Samuel Shin and Dr. Scott Steffensen, Department of Psychology
Seizures are a disease that inflict millions with no reliable treatment or cure. One of the main difficulties behind treating seizures is the uncertainty behind the cause. In previous studies we performed we found that connexin-36 (Cx36) knockout (KO) mice may respond differently to stimuli that illicit seizures. From this we hoped to find evidence that gap junctions, specifically Cx36 in the hippocampus, played a role in seizures.
In behavioral studies we performed we found that it takes Cx36 KO mice a greater number of stimulations in order to reach a stage 4 seizure compared to wild-type mice. This was further demonstrated with in vivo studies measuring population spikes.
In our study, to substantiate the findings we found in our behavioral and in vivo studies, we wanted to add in vitro data to support the other data and provide a more comprehensive study.
Using a calcium dye, the cells in the hippocampus would glow under fluorescent light. With increased activity from an electrical stimulation, we expected that the cells would glow brighter. From prior knowledge, we knew that after cellular activity recovery would be exhibited and the cells would return to the original brightness. We hypothesized that the dye would show that the cells would gradually have an inhibited recovery. Then when comparing Cx36 KO mice from wild type mice we predicted that the KO mice would exhibit a more consistent recovery for longer recordings.

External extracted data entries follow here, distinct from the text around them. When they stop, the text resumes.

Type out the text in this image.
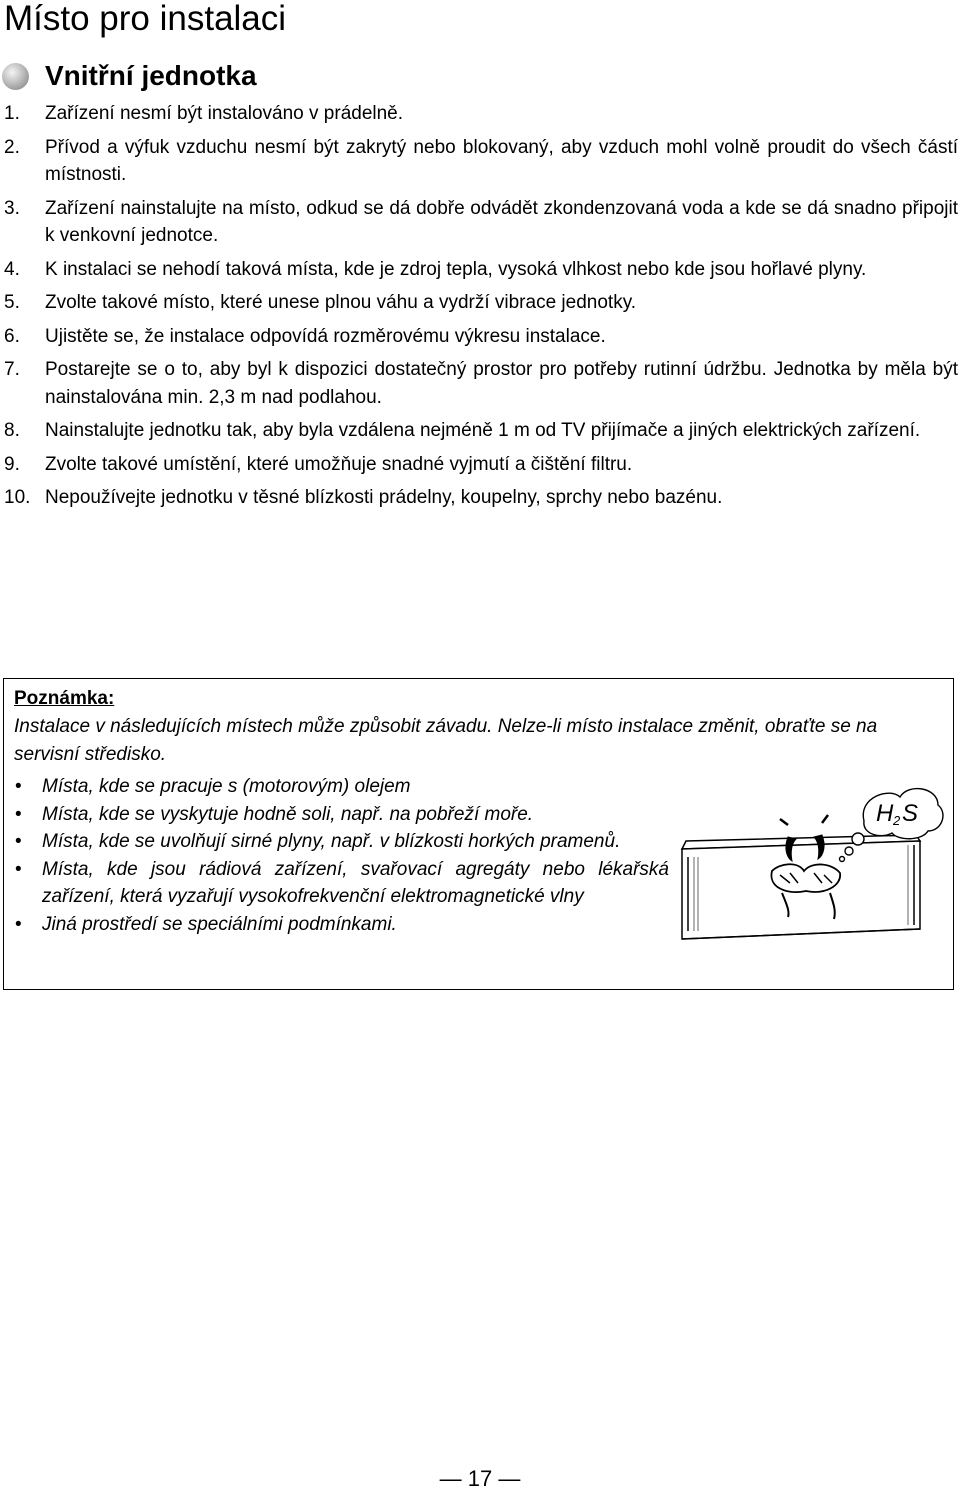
Místo pro instalaci
Vnitřní jednotka
1. Zařízení nesmí být instalováno v prádelně.
2. Přívod a výfuk vzduchu nesmí být zakrytý nebo blokovaný, aby vzduch mohl volně proudit do všech částí místnosti.
3. Zařízení nainstalujte na místo, odkud se dá dobře odvádět zkondenzovaná voda a kde se dá snadno připojit k venkovní jednotce.
4. K instalaci se nehodí taková místa, kde je zdroj tepla, vysoká vlhkost nebo kde jsou hořlavé plyny.
5. Zvolte takové místo, které unese plnou váhu a vydrží vibrace jednotky.
6. Ujistěte se, že instalace odpovídá rozměrovému výkresu instalace.
7. Postarejte se o to, aby byl k dispozici dostatečný prostor pro potřeby rutinní údržbu. Jednotka by měla být nainstalována min. 2,3 m nad podlahou.
8. Nainstalujte jednotku tak, aby byla vzdálena nejméně 1 m od TV přijímače a jiných elektrických zařízení.
9. Zvolte takové umístění, které umožňuje snadné vyjmutí a čištění filtru.
10. Nepoužívejte jednotku v těsné blízkosti prádelny, koupelny, sprchy nebo bazénu.

Poznámka:

Instalace v následujících místech může způsobit závadu. Nelze-li místo instalace změnit, obraťte se na servisní středisko.

• Místa, kde se pracuje s (motorovým) olejem
• Místa, kde se vyskytuje hodně soli, např. na pobřeží moře.
• Místa, kde se uvolňují sirné plyny, např. v blízkosti horkých pramenů.
• Místa, kde jsou rádiová zařízení, svařovací agregáty nebo lékařská zařízení, která vyzařují vysokofrekvenční elektromagnetické vlny
• Jiná prostředí se speciálními podmínkami.
H 2 S
— 17 —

Unfortunately our data was inconsistent at best. We struggled to find a reliable recipe for mixing the dye we used to stain the cells in the hippocampus. One of the main issues was that the dye would clog in the pipette we would use to administer it to the cells. Consequently, the dye was ineffective and prevented data from being acquired. For several months we worked on methods to improve the solution of our dye, but to no avail. As seen in the figure above, we achieved some promising results; however, they did not endure an experiment, which would show us evidence of seizure like activity in cells. After months of attempting experiments and different strategies, the costs and troubles began to be too high. In the end, we decided as a committee that it would be best to improve upon the results we previously had in order to strengthen the research.
Despite the struggles, I was fortunate to present the research we had accomplished on a poster at the Fulton Mentored Research Conference in April 2012 and won first place in the category of Neuroscience. Additionally, we are currently working on publishing an article and plan to submit it to Hippocampus.
Furthermore, I was able to gain valuable experience as an undergraduate in the research process and was able to become more involved Dr. Scott Steffensen’s lab and contribute to other research projects that are currently progressing. Through the ORCA grant I was able to receive, I learned how to develop a research idea, write a proposal, and to carry out the research. Additionally, I learned about troubleshooting and the difficulties that may arise. While this project may not have seen any immediate success, it allowed me become involved in the research process and led me to other research opportunities.